The First Black Rambler

Ben Bluitt, Loyola’s first African-American player, became head coach at Cornell in 1974.

According to Arthur Ashe’s book A Hard Road to Glory, the history of blacks playing basketball for predominantly white colleges goes back at least as far as 1904, when Samuel Ransom, a four-sport athlete from Chicago, starred for Beloit College in southern Wisconsin. Over the next 40 years, however, the list is short and studded with the names of exceptional figures like Paul Robeson (Rutgers, 1915-1918), Ralph Bunche (UCLA, 1921-22), and Jackie Robinson (UCLA, 1939-41). As with so many aspects of modern American life, the big changes began at the end of World War II, when military service prompted blacks to seek their due in mainstream society.

Loyola’s first black player (as best we can determine) was Ben Bluitt, who starred at Englewood High School and served in the Army Air Force before enrolling at Loyola in 1946. He later coached at DuSable and Farragut high schools in Chicago, as an assistant at the University of Detroit (another Jesuit institution), and at Cornell, where he was the first black head coach (and second, by a season, in the Ivy League).

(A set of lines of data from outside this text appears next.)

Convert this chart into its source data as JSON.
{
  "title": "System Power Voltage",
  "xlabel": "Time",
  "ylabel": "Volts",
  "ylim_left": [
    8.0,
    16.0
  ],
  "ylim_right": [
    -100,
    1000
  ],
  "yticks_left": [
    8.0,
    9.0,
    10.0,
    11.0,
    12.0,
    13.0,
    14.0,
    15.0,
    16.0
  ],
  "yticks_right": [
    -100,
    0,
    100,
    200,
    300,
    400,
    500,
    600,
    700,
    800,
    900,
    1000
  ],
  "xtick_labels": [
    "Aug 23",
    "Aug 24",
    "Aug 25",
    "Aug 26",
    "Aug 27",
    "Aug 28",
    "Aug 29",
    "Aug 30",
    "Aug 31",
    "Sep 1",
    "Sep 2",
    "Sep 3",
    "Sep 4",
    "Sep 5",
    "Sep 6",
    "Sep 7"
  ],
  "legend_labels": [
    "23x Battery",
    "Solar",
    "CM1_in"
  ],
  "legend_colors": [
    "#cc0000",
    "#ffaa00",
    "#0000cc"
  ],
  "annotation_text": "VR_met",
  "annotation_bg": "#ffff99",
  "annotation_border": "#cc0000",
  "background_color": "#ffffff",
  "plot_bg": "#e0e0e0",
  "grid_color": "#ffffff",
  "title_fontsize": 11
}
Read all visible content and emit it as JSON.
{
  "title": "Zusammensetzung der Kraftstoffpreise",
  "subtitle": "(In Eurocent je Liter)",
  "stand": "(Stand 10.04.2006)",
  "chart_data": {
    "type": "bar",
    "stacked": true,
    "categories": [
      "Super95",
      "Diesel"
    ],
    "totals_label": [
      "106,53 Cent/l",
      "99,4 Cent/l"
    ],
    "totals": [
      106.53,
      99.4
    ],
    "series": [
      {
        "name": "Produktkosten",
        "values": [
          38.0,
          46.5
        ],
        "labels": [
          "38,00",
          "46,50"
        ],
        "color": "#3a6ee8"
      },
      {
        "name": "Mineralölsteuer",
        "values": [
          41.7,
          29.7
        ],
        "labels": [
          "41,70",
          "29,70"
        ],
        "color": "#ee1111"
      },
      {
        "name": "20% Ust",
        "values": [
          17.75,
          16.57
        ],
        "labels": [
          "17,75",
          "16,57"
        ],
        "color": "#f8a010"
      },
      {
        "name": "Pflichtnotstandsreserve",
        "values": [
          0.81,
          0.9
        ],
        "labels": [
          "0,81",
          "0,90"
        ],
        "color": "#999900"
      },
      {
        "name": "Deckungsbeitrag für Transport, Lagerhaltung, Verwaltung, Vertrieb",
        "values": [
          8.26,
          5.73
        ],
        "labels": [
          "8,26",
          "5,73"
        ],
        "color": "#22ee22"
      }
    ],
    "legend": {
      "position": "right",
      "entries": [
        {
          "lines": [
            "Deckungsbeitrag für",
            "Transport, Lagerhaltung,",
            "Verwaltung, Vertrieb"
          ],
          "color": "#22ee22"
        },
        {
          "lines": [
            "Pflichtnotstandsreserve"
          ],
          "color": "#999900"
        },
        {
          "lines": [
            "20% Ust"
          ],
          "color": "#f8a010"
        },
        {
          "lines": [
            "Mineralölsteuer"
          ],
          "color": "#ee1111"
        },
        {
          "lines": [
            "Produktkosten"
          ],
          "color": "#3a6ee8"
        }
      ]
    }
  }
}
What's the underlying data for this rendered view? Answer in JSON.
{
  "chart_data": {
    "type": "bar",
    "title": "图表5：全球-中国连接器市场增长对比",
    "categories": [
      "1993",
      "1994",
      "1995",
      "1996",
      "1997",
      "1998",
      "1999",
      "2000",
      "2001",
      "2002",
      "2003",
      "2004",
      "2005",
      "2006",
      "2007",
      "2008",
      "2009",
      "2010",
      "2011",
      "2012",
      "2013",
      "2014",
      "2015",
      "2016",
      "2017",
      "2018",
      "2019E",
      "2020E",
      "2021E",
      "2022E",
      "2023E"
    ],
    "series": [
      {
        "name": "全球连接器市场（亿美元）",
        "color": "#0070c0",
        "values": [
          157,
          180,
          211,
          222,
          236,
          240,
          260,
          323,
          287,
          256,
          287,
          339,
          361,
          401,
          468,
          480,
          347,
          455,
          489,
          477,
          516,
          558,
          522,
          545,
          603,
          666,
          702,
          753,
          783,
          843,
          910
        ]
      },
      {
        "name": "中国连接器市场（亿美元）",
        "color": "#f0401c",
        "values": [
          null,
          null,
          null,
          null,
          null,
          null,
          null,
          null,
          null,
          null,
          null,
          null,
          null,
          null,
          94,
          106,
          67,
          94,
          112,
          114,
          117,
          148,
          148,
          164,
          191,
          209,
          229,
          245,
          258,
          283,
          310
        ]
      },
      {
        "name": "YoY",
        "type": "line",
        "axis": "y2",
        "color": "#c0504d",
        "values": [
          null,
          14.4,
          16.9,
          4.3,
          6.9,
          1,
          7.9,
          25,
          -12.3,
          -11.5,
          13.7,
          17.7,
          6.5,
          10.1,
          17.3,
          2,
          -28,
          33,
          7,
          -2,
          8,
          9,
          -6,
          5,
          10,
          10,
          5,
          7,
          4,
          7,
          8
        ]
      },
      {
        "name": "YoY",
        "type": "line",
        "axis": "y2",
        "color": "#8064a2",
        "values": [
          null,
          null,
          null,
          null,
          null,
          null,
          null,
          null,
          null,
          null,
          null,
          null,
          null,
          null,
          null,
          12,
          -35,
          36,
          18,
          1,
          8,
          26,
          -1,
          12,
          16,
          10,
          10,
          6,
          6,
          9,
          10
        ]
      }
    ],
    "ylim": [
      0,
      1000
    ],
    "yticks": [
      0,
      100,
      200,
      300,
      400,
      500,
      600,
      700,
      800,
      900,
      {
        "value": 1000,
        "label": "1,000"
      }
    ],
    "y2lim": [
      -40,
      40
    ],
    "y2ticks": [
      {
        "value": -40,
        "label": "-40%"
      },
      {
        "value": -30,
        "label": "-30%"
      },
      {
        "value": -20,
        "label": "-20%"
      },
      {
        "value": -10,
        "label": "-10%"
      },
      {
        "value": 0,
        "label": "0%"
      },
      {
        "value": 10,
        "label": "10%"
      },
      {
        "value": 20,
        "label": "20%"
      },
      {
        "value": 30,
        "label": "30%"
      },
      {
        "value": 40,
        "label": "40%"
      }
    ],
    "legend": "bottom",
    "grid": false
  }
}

Chicago’s black newspaper, the Defender, watched closely as Bluitt and Loyola stumbled through unfamiliar territory. Early in Bluitt’s first season, when he was the second-string center, the paper announced a misstep: “Loyola Coach Meekly Bows to Texas Jim Crow,” the headline charged. Coach Tom Haggerty had decided to leave Bluitt home as the team made a three-game swing through Texas to play SMU and Texas Christian.

Earlier the Defender had cheered the University of Nevada for better dealing with a similar problem. Before a football game that Nevada had scheduled at Mississippi State College, Mississippi State’s athletic director, C.R. “Dudy” Noble (whom we will meet again), wrote to Nevada suggesting that they might want to travel without two of their star players, both veterans of the war who happened to be black. Their presence in his state would “cause unfortunate commotion,”  Noble explained. Nevada rebuffed the suggestion and canceled the game.

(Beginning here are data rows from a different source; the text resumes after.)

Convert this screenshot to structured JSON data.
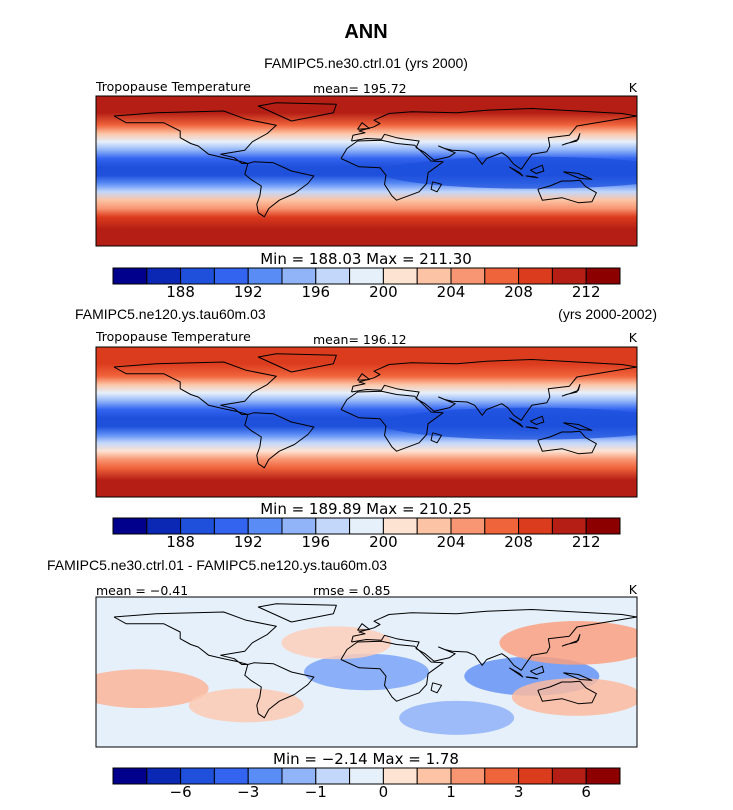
{
  "figure": {
    "title": "ANN",
    "panels": [
      {
        "heading": "FAMIPC5.ne30.ctrl.01 (yrs 2000)",
        "heading_right": "",
        "left_label": "Tropopause Temperature",
        "center_label": "mean=  195.72",
        "rmse_label": "",
        "units": "K",
        "min_max": "Min  =  188.03  Max  =  211.30"
      },
      {
        "heading": "FAMIPC5.ne120.ys.tau60m.03",
        "heading_right": "(yrs 2000-2002)",
        "left_label": "Tropopause Temperature",
        "center_label": "mean=  196.12",
        "rmse_label": "",
        "units": "K",
        "min_max": "Min  =  189.89  Max  =  210.25"
      },
      {
        "heading": "FAMIPC5.ne30.ctrl.01 - FAMIPC5.ne120.ys.tau60m.03",
        "heading_right": "",
        "left_label": "mean =   −0.41",
        "center_label": "rmse =    0.85",
        "rmse_label": "",
        "units": "K",
        "min_max": "Min  =   −2.14  Max  =     1.78"
      }
    ]
  },
  "chart_data": [
    {
      "type": "heatmap",
      "title": "FAMIPC5.ne30.ctrl.01 (yrs 2000)",
      "variable": "Tropopause Temperature",
      "units": "K",
      "mean": 195.72,
      "min": 188.03,
      "max": 211.3,
      "xlim": [
        -180,
        180
      ],
      "ylim": [
        -90,
        90
      ],
      "colorbar": {
        "tick_labels": [
          "188",
          "192",
          "196",
          "200",
          "204",
          "208",
          "212"
        ],
        "tick_after_box": [
          1,
          3,
          5,
          7,
          9,
          11,
          13
        ],
        "colors": [
          "#00008c",
          "#0a28b4",
          "#1e50dc",
          "#3264f0",
          "#5a8cf5",
          "#91b4f8",
          "#c3d7fa",
          "#e6f0fb",
          "#fde3d2",
          "#fcc4a5",
          "#f89673",
          "#f0643c",
          "#dc3c1e",
          "#b41e14",
          "#8c0000"
        ]
      },
      "profile": {
        "lat": [
          -90,
          -70,
          -55,
          -45,
          -35,
          -25,
          -15,
          -5,
          5,
          15,
          25,
          35,
          45,
          55,
          70,
          90
        ],
        "temp": [
          212,
          212,
          209,
          206,
          203,
          199,
          195,
          191,
          190.5,
          192,
          196,
          200,
          204,
          208,
          211,
          212
        ]
      }
    },
    {
      "type": "heatmap",
      "title": "FAMIPC5.ne120.ys.tau60m.03 (yrs 2000-2002)",
      "variable": "Tropopause Temperature",
      "units": "K",
      "mean": 196.12,
      "min": 189.89,
      "max": 210.25,
      "xlim": [
        -180,
        180
      ],
      "ylim": [
        -90,
        90
      ],
      "colorbar": {
        "tick_labels": [
          "188",
          "192",
          "196",
          "200",
          "204",
          "208",
          "212"
        ],
        "tick_after_box": [
          1,
          3,
          5,
          7,
          9,
          11,
          13
        ],
        "colors": [
          "#00008c",
          "#0a28b4",
          "#1e50dc",
          "#3264f0",
          "#5a8cf5",
          "#91b4f8",
          "#c3d7fa",
          "#e6f0fb",
          "#fde3d2",
          "#fcc4a5",
          "#f89673",
          "#f0643c",
          "#dc3c1e",
          "#b41e14",
          "#8c0000"
        ]
      },
      "profile": {
        "lat": [
          -90,
          -70,
          -55,
          -45,
          -35,
          -25,
          -15,
          -5,
          5,
          15,
          25,
          35,
          45,
          55,
          70,
          90
        ],
        "temp": [
          211,
          211,
          208,
          205,
          202,
          198.5,
          195,
          191.5,
          191,
          192.5,
          196,
          200,
          204,
          207.5,
          210,
          210
        ]
      }
    },
    {
      "type": "heatmap",
      "title": "FAMIPC5.ne30.ctrl.01 - FAMIPC5.ne120.ys.tau60m.03",
      "variable": "difference",
      "units": "K",
      "mean": -0.41,
      "rmse": 0.85,
      "min": -2.14,
      "max": 1.78,
      "xlim": [
        -180,
        180
      ],
      "ylim": [
        -90,
        90
      ],
      "colorbar": {
        "tick_labels": [
          "−6",
          "−3",
          "−1",
          "0",
          "1",
          "3",
          "6"
        ],
        "tick_after_box": [
          1,
          3,
          5,
          7,
          9,
          11,
          13
        ],
        "colors": [
          "#00008c",
          "#0a28b4",
          "#1e50dc",
          "#3264f0",
          "#5a8cf5",
          "#91b4f8",
          "#c3d7fa",
          "#e6f0fb",
          "#fde3d2",
          "#fcc4a5",
          "#f89673",
          "#f0643c",
          "#dc3c1e",
          "#b41e14",
          "#8c0000"
        ]
      },
      "anomalies": [
        {
          "lon": 0,
          "lat": 0,
          "value": -0.7
        },
        {
          "lon": 110,
          "lat": -5,
          "value": -0.9
        },
        {
          "lon": -20,
          "lat": 35,
          "value": 0.4
        },
        {
          "lon": 140,
          "lat": 35,
          "value": 1.3
        },
        {
          "lon": -150,
          "lat": -20,
          "value": 0.9
        },
        {
          "lon": -80,
          "lat": -40,
          "value": 0.5
        },
        {
          "lon": 140,
          "lat": -30,
          "value": 0.8
        },
        {
          "lon": 60,
          "lat": -55,
          "value": -0.5
        }
      ]
    }
  ]
}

Just a few days later, a similar controversy kieboshed a football game between Penn State and Miami of Florida.  The Defender reported that this game had been arranged about a year before, after several years of trying byMiami officials. But when they realized that Penn State’s roster would include two blacks, they objected that it would be “difficult to carry out arrangements.”Penn State’s dean of athletics advised Miami that the two players were “regular members of the Penn State football squad” and would not be left home. Instead, Penn State canceled the game.

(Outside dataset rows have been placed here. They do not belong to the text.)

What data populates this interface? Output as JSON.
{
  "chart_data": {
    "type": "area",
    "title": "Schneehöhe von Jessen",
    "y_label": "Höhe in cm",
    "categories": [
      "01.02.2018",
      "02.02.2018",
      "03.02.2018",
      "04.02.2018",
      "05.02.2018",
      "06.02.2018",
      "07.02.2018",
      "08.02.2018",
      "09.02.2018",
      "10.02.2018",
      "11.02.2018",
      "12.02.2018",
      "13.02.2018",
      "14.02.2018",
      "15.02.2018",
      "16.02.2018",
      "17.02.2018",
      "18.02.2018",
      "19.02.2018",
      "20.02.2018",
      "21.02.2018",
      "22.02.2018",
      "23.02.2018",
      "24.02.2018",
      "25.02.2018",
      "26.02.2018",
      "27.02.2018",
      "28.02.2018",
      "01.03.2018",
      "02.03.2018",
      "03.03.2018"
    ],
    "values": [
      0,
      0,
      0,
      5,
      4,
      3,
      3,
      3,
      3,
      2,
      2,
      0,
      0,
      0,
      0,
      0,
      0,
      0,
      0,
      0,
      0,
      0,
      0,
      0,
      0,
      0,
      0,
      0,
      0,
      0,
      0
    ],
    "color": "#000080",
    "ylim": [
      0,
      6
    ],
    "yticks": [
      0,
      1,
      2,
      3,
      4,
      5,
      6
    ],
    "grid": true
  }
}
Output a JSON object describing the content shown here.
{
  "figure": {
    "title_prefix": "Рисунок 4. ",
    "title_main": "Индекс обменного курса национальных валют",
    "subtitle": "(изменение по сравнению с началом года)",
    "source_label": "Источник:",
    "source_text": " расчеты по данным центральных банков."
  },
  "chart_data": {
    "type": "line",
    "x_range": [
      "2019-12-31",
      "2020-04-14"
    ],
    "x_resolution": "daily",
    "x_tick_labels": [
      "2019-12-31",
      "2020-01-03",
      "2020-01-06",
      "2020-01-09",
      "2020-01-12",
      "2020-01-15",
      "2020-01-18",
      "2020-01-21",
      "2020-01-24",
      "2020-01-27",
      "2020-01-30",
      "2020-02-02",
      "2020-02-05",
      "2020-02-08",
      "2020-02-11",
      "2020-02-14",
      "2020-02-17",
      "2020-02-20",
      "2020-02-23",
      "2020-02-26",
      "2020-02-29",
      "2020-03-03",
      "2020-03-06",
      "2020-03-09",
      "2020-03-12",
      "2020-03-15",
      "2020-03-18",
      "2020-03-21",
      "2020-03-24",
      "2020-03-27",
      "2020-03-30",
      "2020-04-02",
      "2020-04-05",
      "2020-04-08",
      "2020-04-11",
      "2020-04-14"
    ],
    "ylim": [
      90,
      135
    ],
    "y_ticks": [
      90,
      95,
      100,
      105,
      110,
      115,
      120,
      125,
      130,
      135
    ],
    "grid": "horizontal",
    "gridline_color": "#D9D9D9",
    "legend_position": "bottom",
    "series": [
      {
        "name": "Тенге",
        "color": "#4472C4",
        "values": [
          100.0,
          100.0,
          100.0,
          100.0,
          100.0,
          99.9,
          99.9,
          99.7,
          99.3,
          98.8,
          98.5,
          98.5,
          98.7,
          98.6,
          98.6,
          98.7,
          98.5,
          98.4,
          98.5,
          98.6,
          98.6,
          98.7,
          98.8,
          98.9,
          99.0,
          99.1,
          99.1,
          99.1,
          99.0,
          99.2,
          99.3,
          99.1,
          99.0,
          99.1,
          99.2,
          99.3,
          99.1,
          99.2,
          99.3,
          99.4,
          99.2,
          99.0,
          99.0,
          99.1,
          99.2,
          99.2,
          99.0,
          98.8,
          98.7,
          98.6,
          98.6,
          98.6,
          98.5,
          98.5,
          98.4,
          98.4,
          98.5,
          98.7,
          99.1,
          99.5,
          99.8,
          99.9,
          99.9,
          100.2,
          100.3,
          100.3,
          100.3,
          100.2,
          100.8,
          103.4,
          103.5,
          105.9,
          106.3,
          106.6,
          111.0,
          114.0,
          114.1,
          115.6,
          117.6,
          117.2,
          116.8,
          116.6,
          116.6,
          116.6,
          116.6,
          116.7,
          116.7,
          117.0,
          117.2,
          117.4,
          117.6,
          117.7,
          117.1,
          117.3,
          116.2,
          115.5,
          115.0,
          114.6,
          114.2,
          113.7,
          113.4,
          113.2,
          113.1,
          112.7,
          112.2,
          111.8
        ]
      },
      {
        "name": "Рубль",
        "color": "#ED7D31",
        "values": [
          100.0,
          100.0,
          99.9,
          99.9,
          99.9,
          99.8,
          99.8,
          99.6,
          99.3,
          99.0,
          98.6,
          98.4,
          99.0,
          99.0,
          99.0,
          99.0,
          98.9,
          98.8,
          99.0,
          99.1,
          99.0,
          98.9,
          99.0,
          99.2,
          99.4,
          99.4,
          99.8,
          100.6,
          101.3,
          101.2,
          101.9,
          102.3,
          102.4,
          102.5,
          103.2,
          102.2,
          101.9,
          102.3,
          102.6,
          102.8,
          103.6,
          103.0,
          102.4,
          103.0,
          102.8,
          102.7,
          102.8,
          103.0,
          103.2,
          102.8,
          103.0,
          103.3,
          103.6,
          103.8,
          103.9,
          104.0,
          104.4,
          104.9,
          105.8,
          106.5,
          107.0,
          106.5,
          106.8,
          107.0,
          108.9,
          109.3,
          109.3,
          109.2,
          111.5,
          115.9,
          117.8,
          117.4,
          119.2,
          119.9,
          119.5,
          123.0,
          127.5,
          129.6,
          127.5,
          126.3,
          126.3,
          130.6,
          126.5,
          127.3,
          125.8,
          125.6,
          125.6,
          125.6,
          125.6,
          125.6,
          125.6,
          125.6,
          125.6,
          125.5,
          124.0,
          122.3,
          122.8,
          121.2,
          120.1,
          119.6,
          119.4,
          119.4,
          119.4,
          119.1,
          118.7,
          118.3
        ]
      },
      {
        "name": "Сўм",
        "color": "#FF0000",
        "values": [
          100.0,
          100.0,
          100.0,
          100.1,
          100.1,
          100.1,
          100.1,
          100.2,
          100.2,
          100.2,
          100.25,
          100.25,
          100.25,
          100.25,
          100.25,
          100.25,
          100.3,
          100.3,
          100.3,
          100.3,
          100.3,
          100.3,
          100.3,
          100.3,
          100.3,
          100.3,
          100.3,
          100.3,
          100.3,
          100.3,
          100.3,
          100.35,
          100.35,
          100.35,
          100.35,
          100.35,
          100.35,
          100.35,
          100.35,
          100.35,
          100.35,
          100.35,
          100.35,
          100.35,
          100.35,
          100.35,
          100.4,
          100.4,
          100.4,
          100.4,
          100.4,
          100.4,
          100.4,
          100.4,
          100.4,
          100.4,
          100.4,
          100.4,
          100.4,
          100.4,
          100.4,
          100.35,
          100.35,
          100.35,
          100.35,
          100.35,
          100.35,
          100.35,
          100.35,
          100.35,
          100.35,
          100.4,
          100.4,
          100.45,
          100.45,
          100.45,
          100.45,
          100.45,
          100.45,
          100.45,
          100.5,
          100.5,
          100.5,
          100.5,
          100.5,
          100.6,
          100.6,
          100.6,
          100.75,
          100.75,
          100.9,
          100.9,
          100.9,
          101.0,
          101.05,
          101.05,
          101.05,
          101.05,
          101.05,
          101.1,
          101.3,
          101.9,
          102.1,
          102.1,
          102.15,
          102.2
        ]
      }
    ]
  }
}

Compared to these righteous acts, the Defender found Loyola’s treatment of Ben Bluitt wanting. Coach Haggerty tried to soften the insult by insisting that Bluitt would play when the Texas teams came to Chicago later in the season, but the Defender wasn’t satisfied. “Loyola had a chance to stand out and prove to the world that it stood for equality of opportunity and equality of justice. It failed.” When the Texas teams came north, a Defender headline jeered “Hurrah! Haggerty uses Ben Bluitt Against Crackers.”

Unfortunately, having defeated SMU in Texas without Bluitt, Loyola lost on their home court with him.